For what it’s worth, the last oil change went from 10w-30 to 10w-40. I think the zinc additive was STP brand but I’m not 100% certain. I always use motorcraft filters.
Last night I noticed light shining in the glove box and found that one of the oil gauge lights had fallen out of the housing. I know that these gauges operate by heat and so I wonder if the extra cooling from the open hole could cause a lower reading?
The lights in the guages are just lights to see the guages in low light situations. They have nothing to do with the operation of the guage. The guage reading increases as the electrical resistance of the sending unit decreases from the oil pushing against the sending unit internals.
I had a 68 XR-7 that the oil gauge never went above 25 and hung around 0 when idle and hot. A 67 std. that had a flickering oil light at idle.

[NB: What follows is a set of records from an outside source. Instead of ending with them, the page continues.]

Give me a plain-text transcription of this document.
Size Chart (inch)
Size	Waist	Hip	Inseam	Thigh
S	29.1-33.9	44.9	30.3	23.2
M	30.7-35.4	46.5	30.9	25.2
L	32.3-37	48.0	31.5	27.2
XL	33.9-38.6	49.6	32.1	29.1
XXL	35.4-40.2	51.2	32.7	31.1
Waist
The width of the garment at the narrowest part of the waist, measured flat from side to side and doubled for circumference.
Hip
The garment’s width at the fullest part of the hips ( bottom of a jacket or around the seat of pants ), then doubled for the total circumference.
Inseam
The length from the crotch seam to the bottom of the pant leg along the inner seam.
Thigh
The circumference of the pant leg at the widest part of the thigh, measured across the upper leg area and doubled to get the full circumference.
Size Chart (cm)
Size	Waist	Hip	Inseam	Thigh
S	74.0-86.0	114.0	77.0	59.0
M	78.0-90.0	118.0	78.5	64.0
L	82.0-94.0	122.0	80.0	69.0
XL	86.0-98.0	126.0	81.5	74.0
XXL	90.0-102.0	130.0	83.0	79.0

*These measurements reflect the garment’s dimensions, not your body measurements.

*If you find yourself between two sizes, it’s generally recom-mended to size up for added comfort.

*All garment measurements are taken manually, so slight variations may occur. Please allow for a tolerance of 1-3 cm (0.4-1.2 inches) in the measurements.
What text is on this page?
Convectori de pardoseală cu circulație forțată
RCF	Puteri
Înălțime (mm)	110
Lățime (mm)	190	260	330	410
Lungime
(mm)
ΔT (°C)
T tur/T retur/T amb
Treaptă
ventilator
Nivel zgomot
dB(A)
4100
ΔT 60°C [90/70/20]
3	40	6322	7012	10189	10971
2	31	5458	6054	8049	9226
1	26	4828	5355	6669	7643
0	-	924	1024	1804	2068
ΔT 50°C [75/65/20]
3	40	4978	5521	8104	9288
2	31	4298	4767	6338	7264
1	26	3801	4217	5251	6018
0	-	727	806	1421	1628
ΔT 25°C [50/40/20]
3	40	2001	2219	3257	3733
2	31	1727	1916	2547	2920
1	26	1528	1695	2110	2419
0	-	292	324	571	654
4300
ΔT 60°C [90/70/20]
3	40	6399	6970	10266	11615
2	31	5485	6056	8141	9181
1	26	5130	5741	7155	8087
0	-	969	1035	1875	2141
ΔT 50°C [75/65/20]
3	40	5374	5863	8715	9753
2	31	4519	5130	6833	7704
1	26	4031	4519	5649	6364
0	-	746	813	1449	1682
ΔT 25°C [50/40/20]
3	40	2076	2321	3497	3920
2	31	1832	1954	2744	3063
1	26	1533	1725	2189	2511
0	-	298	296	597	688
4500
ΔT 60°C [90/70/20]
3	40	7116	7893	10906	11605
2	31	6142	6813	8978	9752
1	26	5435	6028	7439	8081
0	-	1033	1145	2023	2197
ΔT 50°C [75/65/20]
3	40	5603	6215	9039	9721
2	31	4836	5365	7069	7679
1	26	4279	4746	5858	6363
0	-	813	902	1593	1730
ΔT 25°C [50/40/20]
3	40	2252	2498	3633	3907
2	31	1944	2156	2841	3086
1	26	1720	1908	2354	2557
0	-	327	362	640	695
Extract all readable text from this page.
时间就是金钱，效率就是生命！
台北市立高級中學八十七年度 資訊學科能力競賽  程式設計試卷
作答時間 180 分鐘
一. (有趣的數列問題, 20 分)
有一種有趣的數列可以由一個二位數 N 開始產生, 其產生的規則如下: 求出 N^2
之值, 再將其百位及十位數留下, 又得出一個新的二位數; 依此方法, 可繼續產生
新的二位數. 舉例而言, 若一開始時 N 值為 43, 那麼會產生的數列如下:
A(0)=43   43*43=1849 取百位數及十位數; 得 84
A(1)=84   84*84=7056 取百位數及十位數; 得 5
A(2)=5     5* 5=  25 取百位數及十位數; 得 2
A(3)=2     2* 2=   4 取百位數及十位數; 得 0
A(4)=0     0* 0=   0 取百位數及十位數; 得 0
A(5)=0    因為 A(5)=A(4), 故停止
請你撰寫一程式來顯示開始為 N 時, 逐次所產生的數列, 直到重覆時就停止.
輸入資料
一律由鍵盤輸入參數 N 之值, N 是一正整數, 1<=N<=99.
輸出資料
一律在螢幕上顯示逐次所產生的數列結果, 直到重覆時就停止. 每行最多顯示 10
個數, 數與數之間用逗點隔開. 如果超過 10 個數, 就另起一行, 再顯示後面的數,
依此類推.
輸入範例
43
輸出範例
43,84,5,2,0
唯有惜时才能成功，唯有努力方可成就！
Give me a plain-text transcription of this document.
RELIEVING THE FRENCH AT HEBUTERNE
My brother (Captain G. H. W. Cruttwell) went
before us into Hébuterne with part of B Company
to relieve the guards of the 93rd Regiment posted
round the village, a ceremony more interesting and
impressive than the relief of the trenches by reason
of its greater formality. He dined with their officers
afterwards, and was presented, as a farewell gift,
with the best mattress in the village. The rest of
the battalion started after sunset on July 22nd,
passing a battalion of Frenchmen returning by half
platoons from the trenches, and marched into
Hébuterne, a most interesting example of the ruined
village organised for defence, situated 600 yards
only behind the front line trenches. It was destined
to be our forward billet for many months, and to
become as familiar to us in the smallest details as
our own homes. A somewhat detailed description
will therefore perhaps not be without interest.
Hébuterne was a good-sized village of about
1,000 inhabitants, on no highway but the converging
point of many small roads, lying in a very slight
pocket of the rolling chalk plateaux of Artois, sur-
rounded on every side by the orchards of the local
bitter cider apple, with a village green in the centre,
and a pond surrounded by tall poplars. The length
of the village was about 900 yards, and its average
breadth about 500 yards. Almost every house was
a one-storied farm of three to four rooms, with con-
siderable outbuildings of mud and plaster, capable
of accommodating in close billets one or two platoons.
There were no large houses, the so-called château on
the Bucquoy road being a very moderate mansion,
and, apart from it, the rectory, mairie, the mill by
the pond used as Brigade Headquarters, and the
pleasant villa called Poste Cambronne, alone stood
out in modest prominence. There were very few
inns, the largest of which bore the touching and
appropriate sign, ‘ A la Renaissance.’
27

These cars were work/winter cars so I wasn’t to concerned. I was curious enough to drop the oil pans on both and found the oil pickup screens were mostly plugged with goo. Probably poor oil change schedule over the years. Cleaning the screen on the 68 brought the gauge up to between 25/50 and never went to 0 again. The 67 had over 100k miles so I replaced the oil pump while I was in there. The light never flickered again.
Sending unit was the culprit. All is well again with my oil pressures.